Zell
Ein Rebell gegen die geballte Gentechnik-Lobby

Ökoaktivist und Buchautor Jörg Bergstedt hält in Zell vor hundert Leuten einen bemerkenswerten Vortrag

09.12.2011 | Stand 03.12.2020, 2:04 Uhr

Der Ökoaktivist Jörg Bergstedt entfachte ein Feuerwerk an Gegenargumenten zur Agrogentechnik - Foto: Hammerl

Zell (ahl) Ein Muhen vom Band leitet den Abend mit Jörg Bergstedt ein. Der Ökoaktivist und Buchautor aus Hessen tourt derzeit mit seinem Vortrag „Monsanto auf Deutsch: Die Verflechtungen der Gentechnik-Lobby“ durch Bayern. In Zell hatten sich rund 80 Interessierte, darunter etliche Landwirte, eingefunden, die seinem temperamentvollen, teils kabarettistisch anmutenden Vortrag folgten.

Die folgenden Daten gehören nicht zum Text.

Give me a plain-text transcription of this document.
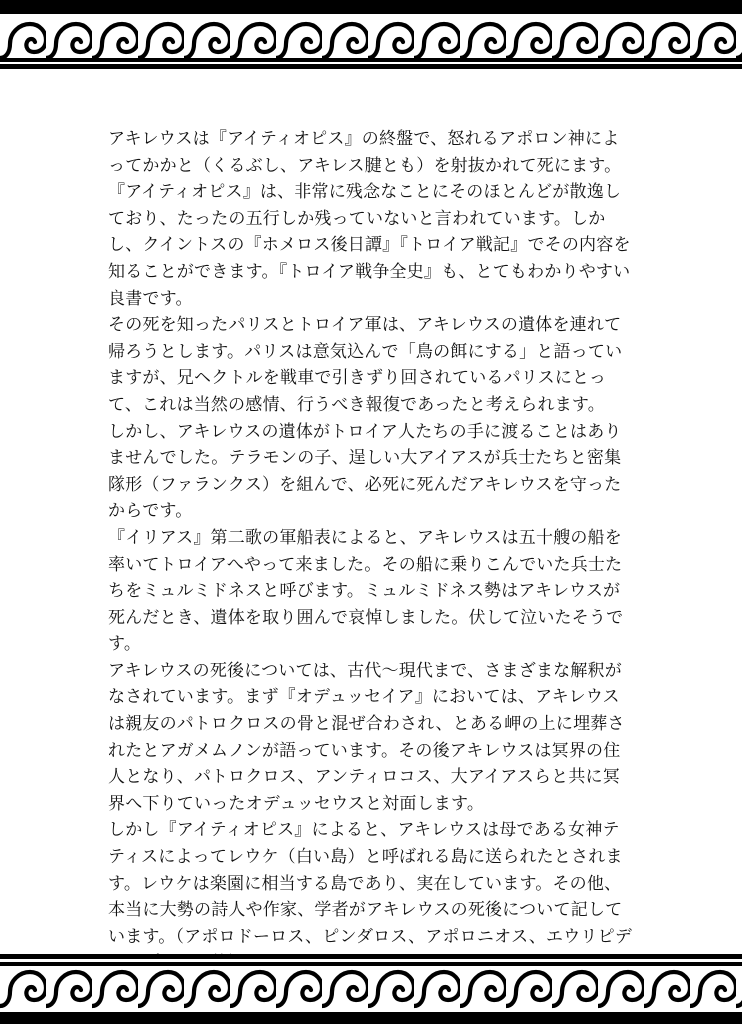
アキレウスは『アイティオピス』の終盤で、怒れるアポロン神によってかかと（くるぶし、アキレス腱とも）を射抜かれて死にます。

『アイティオピス』は、非常に残念なことにそのほとんどが散逸しており、たったの五行しか残っていないと言われています。しかし、クイントスの『ホメロス後日譚』『トロイア戦記』でその内容を知ることができます。『トロイア戦争全史』も、とてもわかりやすい良書です。

その死を知ったパリスとトロイア軍は、アキレウスの遺体を連れて帰ろうとします。パリスは意気込んで「鳥の餌にする」と語っていますが、兄ヘクトルを戦車で引きずり回されているパリスにとって、これは当然の感情、行うべき報復であったと考えられます。

しかし、アキレウスの遺体がトロイア人たちの手に渡ることはありませんでした。テラモンの子、逞しい大アイアスが兵士たちと密集隊形（ファランクス）を組んで、必死に死んだアキレウスを守ったからです。

『イリアス』第二歌の軍船表によると、アキレウスは五十艘の船を率いてトロイアへやって来ました。その船に乗りこんでいた兵士たちをミュルミドネスと呼びます。ミュルミドネス勢はアキレウスが死んだとき、遺体を取り囲んで哀悼しました。伏して泣いたそうです。

アキレウスの死後については、古代〜現代まで、さまざまな解釈がなされています。まず『オデュッセイア』においては、アキレウスは親友のパトロクロスの骨と混ぜ合わされ、とある岬の上に埋葬されたとアガメムノンが語っています。その後アキレウスは冥界の住人となり、パトロクロス、アンティロコス、大アイアスらと共に冥界へ下りていったオデュッセウスと対面します。

しかし『アイティオピス』によると、アキレウスは母である女神テティスによってレウケ（白い島）と呼ばれる島に送られたとされます。レウケは楽園に相当する島であり、実在しています。その他、本当に大勢の詩人や作家、学者がアキレウスの死後について記しています。（アポロドーロス、ピンダロス、アポロニオス、エウリピデ
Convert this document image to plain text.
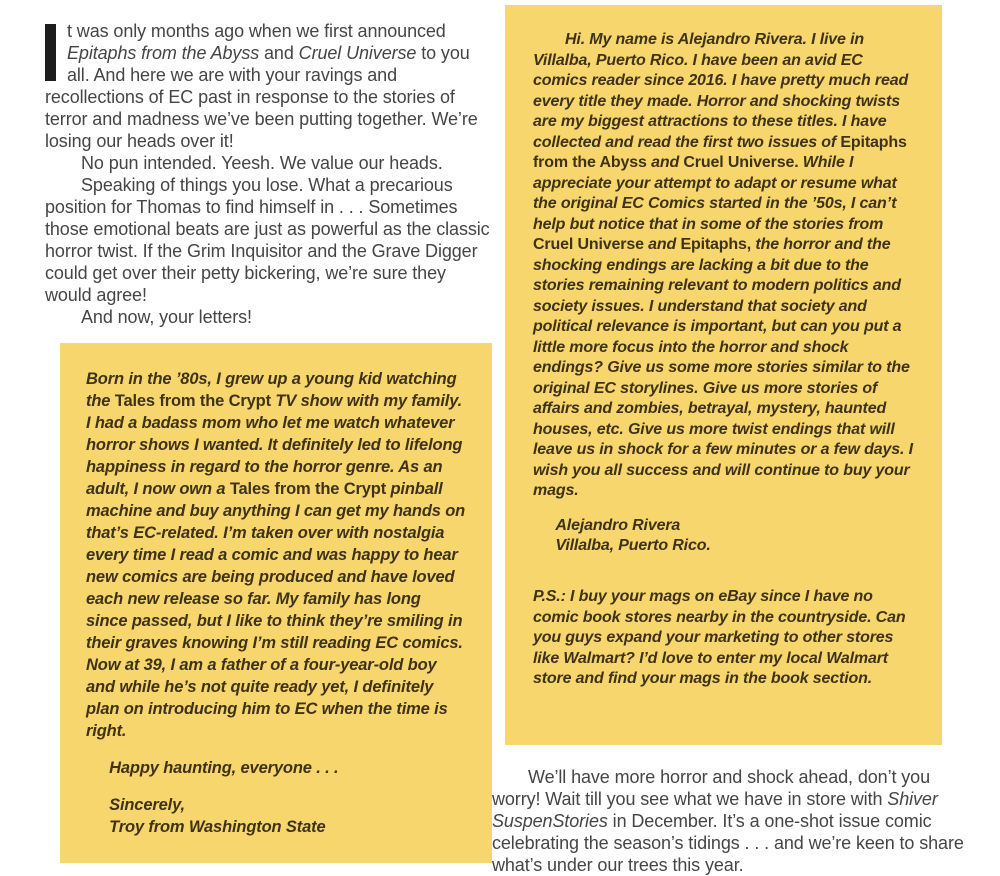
t was only months ago when we first announced Epitaphs from the Abyss and Cruel Universe to you all. And here we are with your ravings and recollections of EC past in response to the stories of terror and madness we’ve been putting together. We’re losing our heads over it!

No pun intended. Yeesh. We value our heads.

Speaking of things you lose. What a precarious position for Thomas to find himself in . . . Sometimes those emotional beats are just as powerful as the classic horror twist. If the Grim Inquisitor and the Grave Digger could get over their petty bickering, we’re sure they would agree!

And now, your letters!

Born in the ’80s, I grew up a young kid watching the Tales from the Crypt TV show with my family. I had a badass mom who let me watch whatever horror shows I wanted. It definitely led to lifelong happiness in regard to the horror genre. As an adult, I now own a Tales from the Crypt pinball machine and buy anything I can get my hands on that’s EC-related. I’m taken over with nostalgia every time I read a comic and was happy to hear new comics are being produced and have loved each new release so far. My family has long since passed, but I like to think they’re smiling in their graves knowing I’m still reading EC comics. Now at 39, I am a father of a four-year-old boy and while he’s not quite ready yet, I definitely plan on introducing him to EC when the time is right.

Happy haunting, everyone . . .

Sincerely,
Troy from Washington State

Hi. My name is Alejandro Rivera. I live in Villalba, Puerto Rico. I have been an avid EC comics reader since 2016. I have pretty much read every title they made. Horror and shocking twists are my biggest attractions to these titles. I have collected and read the first two issues of Epitaphs from the Abyss and Cruel Universe. While I appreciate your attempt to adapt or resume what the original EC Comics started in the ’50s, I can’t help but notice that in some of the stories from Cruel Universe and Epitaphs, the horror and the shocking endings are lacking a bit due to the stories remaining relevant to modern politics and society issues. I understand that society and political relevance is important, but can you put a little more focus into the horror and shock endings? Give us some more stories similar to the original EC storylines. Give us more stories of affairs and zombies, betrayal, mystery, haunted houses, etc. Give us more twist endings that will leave us in shock for a few minutes or a few days. I wish you all success and will continue to buy your mags.

Alejandro Rivera
Villalba, Puerto Rico.

P.S.: I buy your mags on eBay since I have no comic book stores nearby in the countryside. Can you guys expand your marketing to other stores like Walmart? I’d love to enter my local Walmart store and find your mags in the book section.

We’ll have more horror and shock ahead, don’t you worry! Wait till you see what we have in store with Shiver SuspenStories in December. It’s a one-shot issue comic celebrating the season’s tidings . . . and we’re keen to share what’s under our trees this year.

Es ist eine David-gegen-Goliath-Geschichte. Doch um die geht es nicht, sie fließt nur in gelegentlichen Randbemerkungen ein, wenn der Agrogentechnikgegner von zahllosen Gerichtsverfahren erzählt, die nicht selten zu seinen Gunsten ausgingen. Ein halbes Jahr hat er im Gefängnis gesessen, nachdem er ein Versuchsfeld mit transgener Gerste der Uni Gießen „befreit“ (so sagt er selbst), beziehungsweise „zerstört“ (so sieht es die Gegenseite) hatte.

Bergstedt hat beeindruckendes Material dabei. Bei seinen Thesen zur Verflechtung von Gentechnik-Unternehmen, Genehmigungsbehörden, Forschungsinstituten und Lobbyverbänden stützt er sich vor allem auf Aussagen seiner Gegner.

„Sie wissen es alles selbst, deshalb weigere ich mich, weiter mit ihnen zu diskutieren, denn niemand hat eine andere Meinung als ich“, sagt er, als er aus einem Antrag der Firma Monsanto zitiert, in dem es heißt: „Die Möglichkeiten, eine Pflanze durch gentechnische Veränderungen zu verbessern, sind gering“. Effekte auf Pflanzen und Reaktionen der Umwelt seien nicht vorhersehbar, liest das staunende Publikum weiter. Die Erklärung: Das Zitat stammt laut Bergstedt aus einem Antrag für konventionelles Saatgut.

Bei genauerem Hinsehen zeige sich, dass es vor allem der Staat selbst sei, der die Agrogentechnik vorantreibe, behauptet der Redner, der darin keine Bekämpfungsmöglichkeit gegen Hunger sieht, sondern schlicht einen „neuen Baustein, die Landwirtschaft zu unterwerfen, wie das Aufkaufen von Land in armen Ländern, Nachbaugebühren und Futtermittelimport“. Agrogentechnik diene nicht einer selbstbestimmten, sondern einer industriellen Landwirtschaft.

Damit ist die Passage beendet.